Recently in America what starts as a routine traffic stop can turn deadly for mainly minority individuals. Perkins (2000) illustrates that the natural mistrust our community has developed for law enforcement is rooted in our knowing that racial stereotypes-factors promoting perceptions that Blacks and Hispanics are violent criminal offenders are institutional and manipulated for political gain. Police officers use their authoritative stance more forcibly upon people of color rather than people of non-color. The amount of individuals that have already succumb to the nature of this age-old epidemic is growing at an alarming rate as many people take to videotaping the police as they make routine stops with minority individuals.
Scott (2015) points out that the public has been filming and broadcasting egregious acts of police violence since 1990s when a motorist filmed Los Angeles police brutalizing Rodney King (p.1). As the minority youth take action against the injustice system of racial profiling and excessive force they began to ban together to create what is known as the Black Lives Matter movement that is sweeping across the country. This shows that mistrust for the police is slow-rolling to an all-time high. This review of literature leads me to this research question how is race and residency related to mistrust for the police.
According to the American Heritage Dictionary (2011) race is distinguished by a group of individuals that are identified from other groups because of their supposed physical or genetic traits shared by a group (p.1).

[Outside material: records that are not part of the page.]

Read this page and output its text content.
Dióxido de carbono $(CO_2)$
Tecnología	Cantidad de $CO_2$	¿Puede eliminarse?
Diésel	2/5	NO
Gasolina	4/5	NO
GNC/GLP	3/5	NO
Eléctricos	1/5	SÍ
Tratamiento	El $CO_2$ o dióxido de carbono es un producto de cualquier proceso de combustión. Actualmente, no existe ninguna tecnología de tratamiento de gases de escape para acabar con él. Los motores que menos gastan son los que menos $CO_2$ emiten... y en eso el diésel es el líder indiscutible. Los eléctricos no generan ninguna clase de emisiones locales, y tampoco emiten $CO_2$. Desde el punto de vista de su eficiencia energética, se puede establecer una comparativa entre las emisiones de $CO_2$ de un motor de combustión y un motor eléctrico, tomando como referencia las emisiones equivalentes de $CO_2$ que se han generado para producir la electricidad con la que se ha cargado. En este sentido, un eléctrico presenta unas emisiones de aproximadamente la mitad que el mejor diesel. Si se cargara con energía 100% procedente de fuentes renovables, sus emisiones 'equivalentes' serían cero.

The color of someone’s skin has become the target for police in America. Many people of the African or Hispanic descent has been sought out and treated differently, even after the end of slavery in 1865. The police use unnecessary force on minorities daily, according to (Gutting, 2016) much of this unjustified violence is due to racial bias (p.1). The police are killing black people at an alarming rate, as determined by the many videos that have gone viral in the last several months.
According to the Word Net 3.0 (2003-2008) residency is defined as a dwelling or someone living at a certain place for a long period of time. Many minorities live in the poverty-stricken areas of America, therefore police deem these people a menace to society just because of their environment. Drug deals occurring, snotty noses babies crying, strung out crack heads walking around asking people to purchase stolen goods, the smell of death, and feces in the air. According to Perkins (2000) on the streets of Harlem Fort Greene in Brooklyn and in the housing projects of the South Bronx, blacks and Hispanics are much more likely to be stopped and searched by suspicious New York City police officers acting on vague reports of suspects committing crime (p.1). Typically, that is what the average minority faces every day, the police patrolling and looking at each individual as a criminal.
There is no concrete definition on excessive force. According to Segan (2016) experts say it is any force beyond what is necessary to arrest a suspect and keep police and bystanders safe (p.1). Police in America have a right to use the amount of force necessary to detain a hostile individual, but when does the right amount of force become too much force and that is the grey area that each police officer has used to justify their actions against the multitude of minorities that have been victims of the use of excessive force or police brutality. According to Crump (2015) an attorney states that “I’ve represented dozen[s] of families of unarmed people of color who have been killed by police officers.
And if I had a dollar for every time the reason given by the police was that ‘they reached for my weapon’ or ‘they attacked me and I felt in fear of my life,’ I wouldn’t have enough room in my pockets (p. 1). The inequality of the justice system is prominent in the African American culture and it continues to show with each case that is brought before judges and dismiss because of the grey area of the use of the statement excessive force. I hypothesis that the level of mistrust that an individual has with police officers will be closely related to the race of the person and where the person resides.